Vv. 9-11: Invocação de purificação. A ligação clássica pecado-castigo explica o estado de bem-estar descrito no v. 10: se o pecado provoca a aflição, mesmo física, quando a pessoa é perdoada, é lógico que experimente a alegria e a saúde em todas as dimensões. Se o pecado faz do homem um esqueleto, o perdão enche-lhe de carne (cf. Ez 37). Por isso, reitera-se o pedido de misericórdia que percorre esta primeira parte do salmo, pedindo a Deus, depois de ter considerado as suas mazelas, que não as leve em consideração.
Vv. 12-21. Súplica de uma nova relação com Deus. Uma vez perdoado, a força que deriva dessa nova condição o leva a busca de uma nova relação.
Vv. 12-14: Coração e Espírito: A presença (a face) de Deus e o seu Espírito Santo são, por isso, imagens da mesma pessoa divina que de maneira performativa se volta benevolente para o penitente.
Vv. 15-19: A promessa de um compromisso. Como acontece quase sempre nas súplicas, o orante propõe-se assumir um compromisso que confirme as suas intenções. O aleluia (v.17) dirigido a Deus é a melhor oferta que se lhe pode fazer; vale mais do que os holocaustos e os sacrifícios rituais. Tudo é novo na vida de quem experimentou o perdão: coração, espírito, ossos, boca, lábios, língua. Nos vv. 18-19 formula-se o proposto de não se deter apenas num culto exterior.
Vv. 20-21: Final comunitário. Os dois últimos versículos são um acréscimo do tempo do exílio ou do imediato pós-exílio. Como muitas vezes nos salmos, a comunidade chama a atenção para a necessidade de atualizar o conteúdo do poema, relendo-o à luz dos acontecimentos que marcam a história. A menção aqui é a exílio da Babilônia. A releitura comunitária do salmo chega à consideração de que, se durante o exílio a matéria do sacrifício era representado pelo choro amargo (Sl 137), agora é o momento de uma liturgia mais pura e, portanto, mais agradável, porque inspirada por um coração humilhado.

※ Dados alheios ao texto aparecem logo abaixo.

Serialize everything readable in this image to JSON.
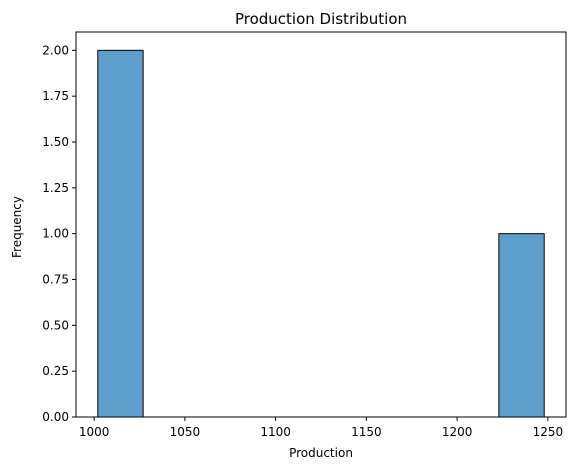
{
  "chart_data": {
    "type": "bar",
    "title": "Production Distribution",
    "xlabel": "Production",
    "ylabel": "Frequency",
    "xlim": [
      990,
      1260
    ],
    "ylim": [
      0,
      2.1
    ],
    "xticks": [
      1000,
      1050,
      1100,
      1150,
      1200,
      1250
    ],
    "yticks": [
      "0.00",
      "0.25",
      "0.50",
      "0.75",
      "1.00",
      "1.25",
      "1.50",
      "1.75",
      "2.00"
    ],
    "bins": [
      {
        "start": 1002,
        "end": 1027,
        "count": 2
      },
      {
        "start": 1223,
        "end": 1248,
        "count": 1
      }
    ],
    "bar_color": "#5f9ecb",
    "edge_color": "#000000",
    "grid": false,
    "legend": "none"
  }
}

6. Salmo 57. Este salmo apresenta-se como uma súplica dirigida a Deus. Faz referência à fuga de Davi das mãos do rei Saul (1Sm 24); é um testemunho vivo dos sentimentos de angústia e confiança vividos naquele momento. A estrutura da composição é muito simples, podendo ser divido em duas partes, intercalado por um refrão:
Vv. 2-6. Súplica. Abre-se num apelo suplicante, em busca de abrigo, refúgio, para este se serve da bela imagem das asas, para indicar que quando o perigo vem de baixo (dos inimigos) o Senhor eleva para o alto, longe das insídias dos homens.
V. 4. As duas asas sob as quais o orante encontra proteção são o amor misericordiosos e a fidelidade, uma dupla que exprime a intimidade da natureza divina na história dos homens; quando ele se revela, o faz manifestando o poder inspirado no amor.
V. 5. A segunda imagem é do leão, que tem a ver com a linguagem bélica. A referência ao estar deitado em meio faz referência aos inimigos que ocupam o mesmo espaço vital. Estes podem ser os piores.
V. 6. Um refrão fecha a primeira parte. Recorrendo ao simbolismo cósmico-espacial do céu e da terra, o salmista exprime o poder divino que se estende em altura e profundidade, um modo para dizer que é ilimitado. Neste ponto da composição, o versículo apresenta-se como uma invocação por parte de quem se encontra em dificuldades.
Vv. 7-12. Ação de graças. A segunda parte mistura motivos sapienciais, desde a imagem da rede às imagens da alegria e do canto típicas do hino como convite ao louvor, e conclui com o refrão do v. 12, que serve de antífona final.
V. 7. A lei do contraste encontra-se admiravelmente neste versículo: o mal se volta, antes ou depois, contra o seu autor. O salmista pede justiça e quer ser subtraído às garras dos seus inimigos. Neste versículo, confessa a sua confiança na forma de Deus agir porque sabe que quem faz o mal será, no fim, vítima do malefício perpetrado.
Vv. 8-9. Sublinha-se a solidez do que o orante adverte, juntamente com a vontade resoluta de exprimir de tal estado de alma inspirado na alegria. O coração firme é uma expressão que declara a nova realidade do penitente, é quase como um renascer.
Vv. 10-11. Depois do convite, entoa-se o canto. Podemos vislumbrar um duplo movimento de louvor: um vertical, que tende a atingir o céu e, com ele, o ponto mais afastado e inatingível (v.11); o outro, horizontal, voltado para todos os povos da terra.
V. 12. O refrão encerra a segunda estrofe e todo o salmo, colocando-se como selo das alturas místicas já atingidos pelo orante. O salmo não diz se ele foi libertado dos seus inimigos, mas contempla a misericórdia divina, quase se esquecendo de sua dor; poder-se-ia dizer: não importa se os inimigos fazem ainda ouvir os seus ruídos ameaçadores, o que importa é o amor ilimitado do Senhor, que é a melhor garantia para o fiel em dificuldade.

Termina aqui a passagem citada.